Notice that in Example 2 the gains eventually go positive (4, 3, 2) but the accumulation never climbs back above the starting point. The answer is 0, not 9 (the sum of the positive gains) — the prefix sum captures the full picture.

  1. 1gain=[-5,1,5,0,-7]: altitudes = [0,-5,-4,1,1,-6]; maxAlt = 1
  2. 2gain=[-4,-3,-2,-1,4,3,2]: altitudes = [0,-4,-7,-9,-10,-6,-3,-1]; maxAlt = 0 (start!)
  3. 3Trace: always include altitude 0 (start) as first candidate before looping
  4. 4After each gain: update altitude, then check if new altitude > maxAlt
  5. 5Final maxAlt is the answer — never needs a second pass

Code Walkthrough — Python and Java

Python implementation using a manual loop: altitude = maxAlt = 0; for g in gain: altitude += g; maxAlt = max(maxAlt, altitude); return maxAlt. Four lines of logic. Python one-liner using itertools.accumulate: return max(0, max(itertools.accumulate(gain))). Both are O(n) time and O(1) or O(n) space depending on whether accumulate materializes a list.

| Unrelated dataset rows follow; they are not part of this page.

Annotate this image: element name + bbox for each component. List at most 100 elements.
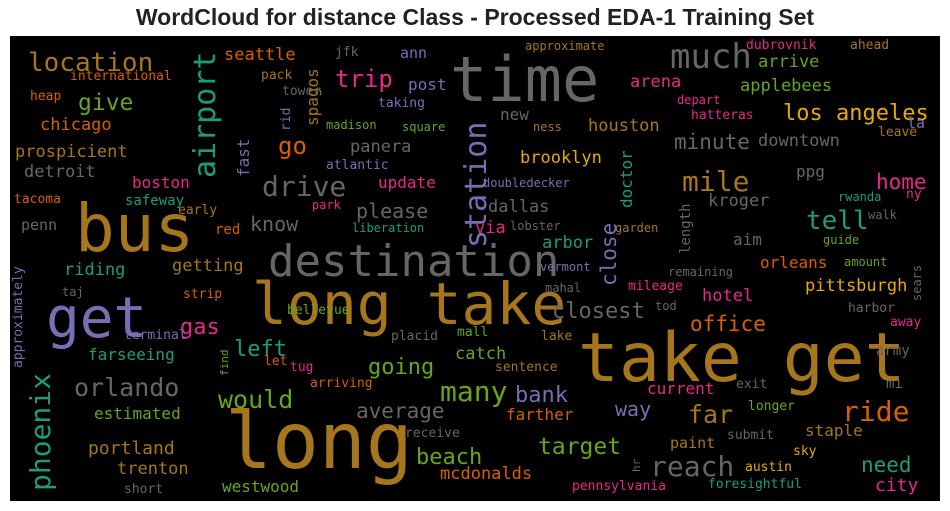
cloud-word-post: post bbox=[408, 75, 447, 94]
cloud-word-arriving: arriving bbox=[310, 376, 373, 391]
cloud-word-would: would bbox=[218, 385, 293, 414]
chart-title: WordCloud for distance Class - Processed… bbox=[135, 4, 815, 30]
cloud-word-seattle: seattle bbox=[224, 45, 296, 65]
cloud-word-let: let bbox=[264, 354, 287, 369]
cloud-word-ahead: ahead bbox=[850, 38, 889, 53]
cloud-word-time: time bbox=[450, 43, 599, 116]
word-cloud: long take take get long bus time destination g… bbox=[10, 36, 940, 501]
cloud-word-madison: madison bbox=[326, 118, 377, 132]
cloud-word-length: length bbox=[678, 203, 694, 254]
cloud-word-find: find bbox=[218, 350, 231, 377]
cloud-word-guide: guide bbox=[823, 233, 859, 247]
cloud-word-harbor: harbor bbox=[848, 301, 895, 316]
cloud-word-riding: riding bbox=[64, 260, 125, 280]
cloud-word-arbor: arbor bbox=[542, 233, 593, 253]
cloud-word-terminal: terminal bbox=[124, 328, 187, 343]
cloud-word-strip: strip bbox=[183, 287, 222, 302]
cloud-word-mcdonalds: mcdonalds bbox=[440, 464, 532, 484]
cloud-word-prospicient: prospicient bbox=[15, 142, 128, 162]
cloud-word-penn: penn bbox=[21, 216, 57, 234]
cloud-word-square: square bbox=[402, 120, 445, 134]
cloud-word-houston: houston bbox=[588, 116, 660, 136]
cloud-word-go: go bbox=[278, 132, 307, 160]
cloud-word-ride: ride bbox=[842, 395, 909, 428]
cloud-word-far: far bbox=[688, 400, 733, 429]
cloud-word-close: close bbox=[597, 223, 621, 286]
cloud-word-update: update bbox=[378, 173, 436, 192]
cloud-word-city: city bbox=[875, 475, 919, 496]
cloud-word-orlando: orlando bbox=[74, 373, 179, 402]
cloud-word-rid: rid bbox=[279, 108, 294, 131]
cloud-word-away: away bbox=[890, 315, 921, 330]
cloud-word-taj: taj bbox=[62, 285, 84, 299]
cloud-word-getting: getting bbox=[172, 256, 244, 276]
cloud-word-mall: mall bbox=[457, 325, 488, 340]
cloud-word-average: average bbox=[356, 399, 445, 423]
cloud-word-new: new bbox=[500, 105, 529, 124]
cloud-word-know: know bbox=[250, 212, 299, 236]
cloud-word-home: home bbox=[876, 170, 927, 194]
cloud-word-boston: boston bbox=[132, 173, 190, 192]
cloud-word-mile: mile bbox=[682, 165, 749, 198]
cloud-word-aim: aim bbox=[733, 230, 762, 249]
cloud-word-ness: ness bbox=[533, 120, 562, 134]
cloud-word-submit: submit bbox=[727, 428, 774, 443]
cloud-word-taking: taking bbox=[378, 96, 425, 111]
cloud-word-estimated: estimated bbox=[94, 404, 181, 423]
cloud-word-short: short bbox=[124, 482, 163, 497]
cloud-word-applebees: applebees bbox=[740, 76, 832, 96]
cloud-word-destination: destination bbox=[268, 236, 559, 287]
cloud-word-pack: pack bbox=[261, 68, 292, 83]
cloud-word-dubrovnik: dubrovnik bbox=[746, 38, 817, 53]
cloud-word-much: much bbox=[670, 37, 752, 77]
cloud-word-atlantic: atlantic bbox=[326, 158, 389, 173]
cloud-word-beach: beach bbox=[416, 445, 482, 470]
cloud-word-bank: bank bbox=[515, 383, 568, 408]
cloud-word-panera: panera bbox=[350, 137, 411, 157]
cloud-word-detroit: detroit bbox=[24, 162, 96, 182]
cloud-word-la: la bbox=[907, 114, 925, 132]
cloud-word-amount: amount bbox=[844, 255, 887, 269]
cloud-word-pennsylvania: pennsylvania bbox=[572, 479, 666, 494]
cloud-word-rwanda: rwanda bbox=[838, 190, 881, 204]
cloud-word-orleans: orleans bbox=[760, 253, 827, 272]
cloud-word-long: long bbox=[225, 397, 413, 487]
cloud-word-get: get bbox=[46, 286, 147, 351]
cloud-word-ppg: ppg bbox=[796, 162, 825, 181]
cloud-word-longer: longer bbox=[748, 399, 795, 414]
cloud-word-tod: tod bbox=[655, 299, 677, 313]
cloud-word-vermont: vermont bbox=[540, 260, 591, 274]
cloud-word-take-get: take get bbox=[578, 319, 906, 398]
cloud-word-garden: garden bbox=[615, 221, 658, 235]
cloud-word-station: station bbox=[459, 122, 494, 248]
cloud-word-chicago: chicago bbox=[40, 115, 112, 135]
cloud-word-fast: fast bbox=[234, 138, 253, 177]
cloud-word-long-take: long take bbox=[252, 270, 566, 338]
cloud-word-tower: tower bbox=[282, 84, 321, 99]
cloud-word-spagos: spagos bbox=[303, 68, 322, 126]
cloud-word-closest: closest bbox=[552, 299, 645, 324]
cloud-word-airport: airport bbox=[188, 52, 223, 178]
cloud-word-mileage: mileage bbox=[628, 279, 683, 294]
cloud-word-going: going bbox=[368, 355, 434, 380]
cloud-word-tell: tell bbox=[806, 206, 869, 236]
cloud-word-los-angeles: los angeles bbox=[783, 101, 929, 126]
cloud-word-placid: placid bbox=[391, 329, 438, 344]
cloud-word-downtown: downtown bbox=[758, 131, 840, 151]
cloud-word-remaining: remaining bbox=[668, 265, 733, 279]
cloud-word-ny: ny bbox=[906, 187, 922, 202]
cloud-word-doctor: doctor bbox=[617, 150, 636, 208]
cloud-word-arena: arena bbox=[630, 72, 681, 92]
cloud-word-farseeing: farseeing bbox=[88, 345, 175, 364]
cloud-word-red: red bbox=[215, 222, 240, 238]
cloud-word-park: park bbox=[312, 198, 342, 212]
cloud-word-many: many bbox=[440, 375, 507, 408]
cloud-word-sears: sears bbox=[910, 265, 924, 301]
cloud-word-approximately: approximately bbox=[11, 266, 26, 368]
cloud-word-receive: receive bbox=[405, 426, 460, 441]
cloud-word-sentence: sentence bbox=[495, 360, 558, 375]
cloud-word-international: international bbox=[70, 69, 172, 84]
cloud-word-kroger: kroger bbox=[708, 191, 769, 211]
cloud-word-drive: drive bbox=[262, 170, 346, 203]
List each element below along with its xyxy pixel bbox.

Java implementation: int altitude = 0, maxAlt = 0; for (int g : gain) { altitude += g; maxAlt = Math.max(maxAlt, altitude); } return maxAlt. Identical structure to Python. No auxiliary data structures, single loop, constant extra space.

Both implementations share the same invariant: maxAlt is initialized to 0 (not Integer.MIN_VALUE or float('-inf')), and the loop updates altitude before comparing. The order matters — altitude must be updated to the post-gain value before taking the max.

⚠️

n Gains, n+1 Altitudes

The gain array has n-1 elements for n points — wait, actually gain has n elements for n+1 points. There are n+1 altitudes including the start. The answer considers all n+1 altitudes, not just the n intermediate ones. Initializing maxAlt = 0 handles the starting altitude automatically without extending the loop.